Flora suspected she might squeeze out some soldiers, too. Generals were often happier facing amputation without anesthesia than they were about coming before the Joint Committee on the Conduct of the War. Amputation only cost you your leg, not your career, and the pain didn’t last nearly so long.
“Anything else?” Franklin Roosevelt asked.
“How’s the other business doing?” Flora wouldn’t go into detail or name names over the telephone. Lines into and out of Congress and into and out of the War Department were supposed to be extra secure. Some things were too important to entrust to a line that was supposed to be secure, though. She still couldn’t be sure who besides Roosevelt was listening.
He was equally careful, saying only, “Everything seems to be coming along well enough right now.”
“That’s good. They’ve made all the repairs they need?”
“I haven’t heard anything different.”
“All right. Anything new from the foreign factories?” Flora hoped he would understand she was asking how the Confederacy and Germany and England and France-and Russia and Japan, too, come to that-were faring in their quest for a uranium bomb.

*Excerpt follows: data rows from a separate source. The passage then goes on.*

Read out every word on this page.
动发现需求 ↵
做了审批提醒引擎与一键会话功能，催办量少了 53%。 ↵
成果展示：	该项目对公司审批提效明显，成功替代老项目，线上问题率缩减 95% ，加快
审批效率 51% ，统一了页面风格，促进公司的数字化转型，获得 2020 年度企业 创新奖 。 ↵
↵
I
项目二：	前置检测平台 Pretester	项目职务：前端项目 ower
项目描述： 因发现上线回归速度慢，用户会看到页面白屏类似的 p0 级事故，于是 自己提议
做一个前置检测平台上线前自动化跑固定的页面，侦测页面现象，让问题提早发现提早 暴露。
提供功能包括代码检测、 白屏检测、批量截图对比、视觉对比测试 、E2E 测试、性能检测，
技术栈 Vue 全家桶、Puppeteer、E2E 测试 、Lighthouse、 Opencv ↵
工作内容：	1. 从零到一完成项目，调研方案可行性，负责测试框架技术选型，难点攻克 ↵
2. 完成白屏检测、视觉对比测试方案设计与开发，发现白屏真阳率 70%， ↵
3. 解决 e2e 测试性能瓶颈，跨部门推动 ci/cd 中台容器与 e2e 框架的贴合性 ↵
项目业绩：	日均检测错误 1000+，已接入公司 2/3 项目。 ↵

“I haven’t heard anything new lately,” he replied. “Of course, just because I haven’t heard it, that doesn’t mean it hasn’t happened.”
“I know,” she said unhappily. That was true even of the Confederates’ project, and they were right across the border and spoke the same language. How much could the USA find out about what the Germans, say, were doing? They were allies, but they were being tight-lipped about anything that had to do with uranium. The Russians and the Japanese were probably behind in the race-Flora hoped they were, anyway-but she didn’t see how her country could learn anything about what they were doing unless they got amazingly careless with their codes.
“If I hear anything, you’ll know about it,” Roosevelt promised, and then, “Oh, that reminds me.”
Did he sound a little too casual? Flora thought he did. “Reminds you of what?” she asked, trying not to show it.
“I’d like to send a team to your office and to your apartment, to sweep them for microphones,” he said. “Don’t want to take chances, you know.”
“No, I suppose not.” Flora sighed. “All right-go ahead.” Of course, the Confederates-or any other spies-could plant mikes again right after the inspection team finished. A whore might be healthy when a government doctor looked her over, then catch something nasty from her next customer and spread it till she was inspected again. In both cases, though, you had to try.
“Thanks, Flora. The leader of the team is a master sergeant named Bernstein. If he’s not there, go somewhere else and call the guards.”
“Will do,” Flora said. “’Bye.” She hung up.
The team showed up at her office the next morning. She exchanged Yiddish gibes with Sergeant Bernstein. If he was by any chance a Confederate spy, he was a brilliant one. Bertha squawked when he and his men ran their detectors over her desk. “Sorry, lady. Gotta be done,” he said. “Anything, Bob?” he asked the tall, blond soldier who was checking there.
“Looks like zip, Carl,” the private answered. He towered over his boss, who was little and dark and probably hadn’t combed his hair in three or four days.